Thursday, April 25, 2013

Compromise & Release

"What do I do with this one?"  I asked Pam of a file among a stack of files that she transferred to me my first month at M&F. 

"I don't know what's going to happen with that one.  One of the co-defendants desparately wants to settle.  One of them seems to be sticking their head in the sand.  And our client seems content not to worry about it.  The applicant is a pro per.  This case has been going on forever. Contact the client, and see what he wants to do."

Eight months I traveled to the Riverside District Office of the Workers' Compensation Appeals Board to settle the case between three co-defendants, including my client, and the applicant by Compromise and Release .  One of the co-defendants joined us from his Culver City office to make sure things went smoothly.  As it turned out, the applicant had her days jumbled, and the co-defendant and I had to wait over two hours for her to arrive to complete the settlement.

"Come on.  I'll buy you coffee.  No sense in us waiting around up here." 

My first thought was that I have been having great success in scoring free coffee when I wear a skirt.  My second thought was more of a question, whether the same might apply to scoring free cocktails.  I made a note to myself to test the theory over the weekend. 

In a coffee shop next door to the State building, we discussed our unique area of practice.

"What made you decide to do Comp?" 

"I didn't really decide to.  I needed a job.  My husband and I were splitting up, and I needed to find something quick.  I thought I was just applying to have something.  Turns out I really like it.  I've got a plan.  I'm going to give this five years, and reassess whether its what I want to do.  I think I need to give it at least five years to know.  But, I really wanted to do jury trials.  The thought of never doing a jury trial makes me sad." 

"Jury trials are tough.  I know great jury trial attorneys who have miserable home lifes.  Their wives hate them; their kids hate them."  My mouth twisted.  I have no spouse.  I have no living children.  "How old are you, if you don't mind my asking?" 

"Thirty-one." 

"You're still young enough to do whatever you want in this profession.  If you wanna do Comp for a while, fine.  You'll still have plenty of time to try other things.  Open your own practice.  Build a family." 
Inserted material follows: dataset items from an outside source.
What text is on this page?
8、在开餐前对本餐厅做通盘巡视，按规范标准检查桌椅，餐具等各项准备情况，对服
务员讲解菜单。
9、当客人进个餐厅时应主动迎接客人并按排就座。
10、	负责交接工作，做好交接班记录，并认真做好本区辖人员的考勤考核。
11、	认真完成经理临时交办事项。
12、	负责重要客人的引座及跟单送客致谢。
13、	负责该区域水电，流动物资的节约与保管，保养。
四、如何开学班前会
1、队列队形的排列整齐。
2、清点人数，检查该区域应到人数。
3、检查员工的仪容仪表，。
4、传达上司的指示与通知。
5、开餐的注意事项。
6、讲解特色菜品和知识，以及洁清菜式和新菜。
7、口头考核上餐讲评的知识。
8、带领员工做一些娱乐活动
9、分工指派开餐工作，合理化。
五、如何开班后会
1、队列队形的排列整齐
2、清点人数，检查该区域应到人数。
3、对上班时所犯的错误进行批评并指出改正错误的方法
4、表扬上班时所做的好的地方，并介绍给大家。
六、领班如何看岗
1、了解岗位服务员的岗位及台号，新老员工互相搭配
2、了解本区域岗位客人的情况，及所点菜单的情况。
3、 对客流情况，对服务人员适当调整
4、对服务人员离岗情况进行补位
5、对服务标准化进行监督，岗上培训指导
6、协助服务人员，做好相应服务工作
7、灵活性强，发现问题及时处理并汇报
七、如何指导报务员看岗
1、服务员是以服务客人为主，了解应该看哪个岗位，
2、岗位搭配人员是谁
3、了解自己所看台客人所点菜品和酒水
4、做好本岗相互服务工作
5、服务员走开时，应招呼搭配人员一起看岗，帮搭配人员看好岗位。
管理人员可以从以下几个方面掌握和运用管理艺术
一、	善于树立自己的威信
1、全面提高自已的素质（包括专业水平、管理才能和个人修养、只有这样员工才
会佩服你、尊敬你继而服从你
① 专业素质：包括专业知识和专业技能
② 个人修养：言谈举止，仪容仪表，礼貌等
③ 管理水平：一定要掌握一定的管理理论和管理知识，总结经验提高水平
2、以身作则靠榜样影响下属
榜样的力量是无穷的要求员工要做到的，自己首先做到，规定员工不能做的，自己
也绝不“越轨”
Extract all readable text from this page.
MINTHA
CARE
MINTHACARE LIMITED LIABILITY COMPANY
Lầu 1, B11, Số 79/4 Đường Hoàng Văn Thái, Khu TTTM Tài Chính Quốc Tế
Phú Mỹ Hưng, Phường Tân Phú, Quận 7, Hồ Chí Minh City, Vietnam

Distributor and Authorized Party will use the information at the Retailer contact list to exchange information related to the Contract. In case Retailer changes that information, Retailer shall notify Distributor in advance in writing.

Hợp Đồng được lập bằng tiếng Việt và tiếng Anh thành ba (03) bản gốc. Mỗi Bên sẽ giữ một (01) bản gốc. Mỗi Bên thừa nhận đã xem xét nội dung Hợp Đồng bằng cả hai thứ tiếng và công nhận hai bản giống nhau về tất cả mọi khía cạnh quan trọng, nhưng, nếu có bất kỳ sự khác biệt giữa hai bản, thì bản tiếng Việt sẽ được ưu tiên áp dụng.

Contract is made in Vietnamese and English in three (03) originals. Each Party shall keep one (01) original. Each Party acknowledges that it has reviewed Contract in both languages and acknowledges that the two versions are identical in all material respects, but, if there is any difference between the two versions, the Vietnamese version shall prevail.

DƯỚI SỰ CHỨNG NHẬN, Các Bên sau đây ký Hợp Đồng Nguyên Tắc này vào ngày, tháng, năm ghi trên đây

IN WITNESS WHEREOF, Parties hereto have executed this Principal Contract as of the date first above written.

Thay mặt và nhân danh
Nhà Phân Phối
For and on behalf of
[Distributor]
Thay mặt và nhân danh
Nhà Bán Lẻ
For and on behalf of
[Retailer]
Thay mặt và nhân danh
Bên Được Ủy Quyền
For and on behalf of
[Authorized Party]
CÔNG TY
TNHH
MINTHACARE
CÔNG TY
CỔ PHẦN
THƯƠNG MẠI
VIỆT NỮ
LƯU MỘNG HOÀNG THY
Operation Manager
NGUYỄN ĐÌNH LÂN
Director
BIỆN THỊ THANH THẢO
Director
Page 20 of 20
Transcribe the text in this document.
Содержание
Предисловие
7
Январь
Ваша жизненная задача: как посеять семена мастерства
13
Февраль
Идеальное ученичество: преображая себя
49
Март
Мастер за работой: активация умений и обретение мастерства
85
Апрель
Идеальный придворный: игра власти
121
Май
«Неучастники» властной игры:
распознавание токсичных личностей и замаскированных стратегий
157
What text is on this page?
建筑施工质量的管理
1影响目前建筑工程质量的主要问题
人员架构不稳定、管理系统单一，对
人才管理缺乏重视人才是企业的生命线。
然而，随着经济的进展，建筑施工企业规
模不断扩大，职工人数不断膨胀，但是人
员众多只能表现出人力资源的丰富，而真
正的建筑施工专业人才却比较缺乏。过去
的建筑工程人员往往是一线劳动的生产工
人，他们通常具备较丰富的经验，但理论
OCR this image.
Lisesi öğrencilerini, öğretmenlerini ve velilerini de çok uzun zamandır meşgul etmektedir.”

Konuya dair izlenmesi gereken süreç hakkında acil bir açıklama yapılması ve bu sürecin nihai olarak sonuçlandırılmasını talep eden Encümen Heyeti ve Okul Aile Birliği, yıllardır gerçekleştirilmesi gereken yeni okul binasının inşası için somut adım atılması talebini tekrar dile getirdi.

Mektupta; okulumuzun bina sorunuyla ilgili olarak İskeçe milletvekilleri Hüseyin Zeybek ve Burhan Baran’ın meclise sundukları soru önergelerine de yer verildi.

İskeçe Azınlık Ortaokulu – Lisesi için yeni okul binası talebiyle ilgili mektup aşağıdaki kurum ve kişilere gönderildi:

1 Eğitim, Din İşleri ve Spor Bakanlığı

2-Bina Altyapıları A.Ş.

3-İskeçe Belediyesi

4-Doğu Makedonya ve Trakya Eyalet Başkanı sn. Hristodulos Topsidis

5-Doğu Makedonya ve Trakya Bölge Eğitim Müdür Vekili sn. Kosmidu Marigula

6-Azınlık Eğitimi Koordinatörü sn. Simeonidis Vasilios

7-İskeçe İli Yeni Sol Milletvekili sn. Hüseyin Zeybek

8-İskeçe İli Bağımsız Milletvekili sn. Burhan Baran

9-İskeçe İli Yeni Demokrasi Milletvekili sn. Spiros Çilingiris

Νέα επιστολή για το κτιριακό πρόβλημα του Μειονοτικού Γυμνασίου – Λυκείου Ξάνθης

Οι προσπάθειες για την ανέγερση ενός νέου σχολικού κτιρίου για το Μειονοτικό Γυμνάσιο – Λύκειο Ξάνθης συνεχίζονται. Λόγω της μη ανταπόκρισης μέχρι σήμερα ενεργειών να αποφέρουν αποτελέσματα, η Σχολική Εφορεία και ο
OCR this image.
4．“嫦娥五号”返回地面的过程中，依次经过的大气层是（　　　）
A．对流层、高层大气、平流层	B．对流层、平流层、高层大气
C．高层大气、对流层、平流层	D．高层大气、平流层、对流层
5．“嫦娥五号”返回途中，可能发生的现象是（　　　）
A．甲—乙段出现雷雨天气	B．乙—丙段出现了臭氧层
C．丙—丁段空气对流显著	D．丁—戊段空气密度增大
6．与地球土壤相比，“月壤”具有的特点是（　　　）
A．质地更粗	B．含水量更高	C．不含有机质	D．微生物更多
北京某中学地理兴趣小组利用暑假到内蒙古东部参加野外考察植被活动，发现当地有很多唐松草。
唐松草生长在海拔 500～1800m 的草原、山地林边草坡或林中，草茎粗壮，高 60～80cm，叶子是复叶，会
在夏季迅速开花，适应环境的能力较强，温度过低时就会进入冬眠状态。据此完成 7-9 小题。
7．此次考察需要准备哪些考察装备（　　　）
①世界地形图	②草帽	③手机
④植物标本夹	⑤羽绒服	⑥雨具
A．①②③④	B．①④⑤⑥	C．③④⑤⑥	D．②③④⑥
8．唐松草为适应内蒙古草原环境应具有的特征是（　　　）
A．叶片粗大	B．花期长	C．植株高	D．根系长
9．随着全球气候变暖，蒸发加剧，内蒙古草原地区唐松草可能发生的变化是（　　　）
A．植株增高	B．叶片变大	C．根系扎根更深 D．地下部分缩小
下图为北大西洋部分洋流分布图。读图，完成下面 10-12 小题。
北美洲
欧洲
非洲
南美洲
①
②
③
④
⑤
In the grand scheme of my plan to live to be 100, it's true that 31 does seem young.  But those 31 years flew by, and I feel like I wear every one of them on me like a wet coat.  I woke up one day, and I was 31, and suddenly alone when just the night before it seems I had all I wanted.  69 years doesn't seem like nearly enough time to do the things I want to do, like write a book, swim with the dolphins, starte a non-profit organization in Gabriel's honor, pet a tiger, have my teeth whitened, end abortion, meet Madonna, visit France, find love again, and have more children.  I glanced at the clock.

"Do you suppose she's here now?" He paused. 

"Yes.  Let's go find her." 

The applicant was still a few minutes away, but when she finally appeared my co-defendant, who has been involved in the case almost since the date of injury back in 2001, recognized her immediately and summoned her into the hearing room.  We discussed the settlement and held our breaths.  After 12 years of litigating this claim, we watched as the applicant signed her settlement, then the co-defendant stood in line for our chance to talk to the judge. 

The applicant and I hung back. 

"Andrea, I want to thank you for getting this all together."  I shrugged. 

"I'm glad you're getting your settlement.  Now you can control your own treatment."  A compromise and release agreement is indeed a buyout of future medical care, so termed because the parties compromise as to the value of future medical care, and the applicant agrees to release liability for treatment of work-related injuries in turn for the lump settlement.  The applicant can then see any doctor they choose, and my client doesn't have to administer their treatment any longer.  My job makes me most content when everybody wins, when we can all agree to compromise and release.

"You're so young, Andrea."  I tugged unwillingly and the skin under my eyes where the creases have begun to form.  How can they not see it?  How can they not see the grief that has aged me so? 

"Thank you for everything,"  the applicant said as I handed her copies of the settlement and my business card.  I didn't really do anything exceptional.  It's just a job.  Most of the time, it's just a thankless job and I frequently miss bartending full time though I haven't forgotten how thankless that job can be too. 

I have a strong need to be needed.  At times it leads me to be overbearing, and at other times it turns me into a doormat.  When I think of my relationships with my siblings, with men I've dated, and with the one man I was married to, I know that I have been both of those things in each of those relationships. I'm still struggling to find the balance.  I'm struggling to find the compromise.  I long to find the release.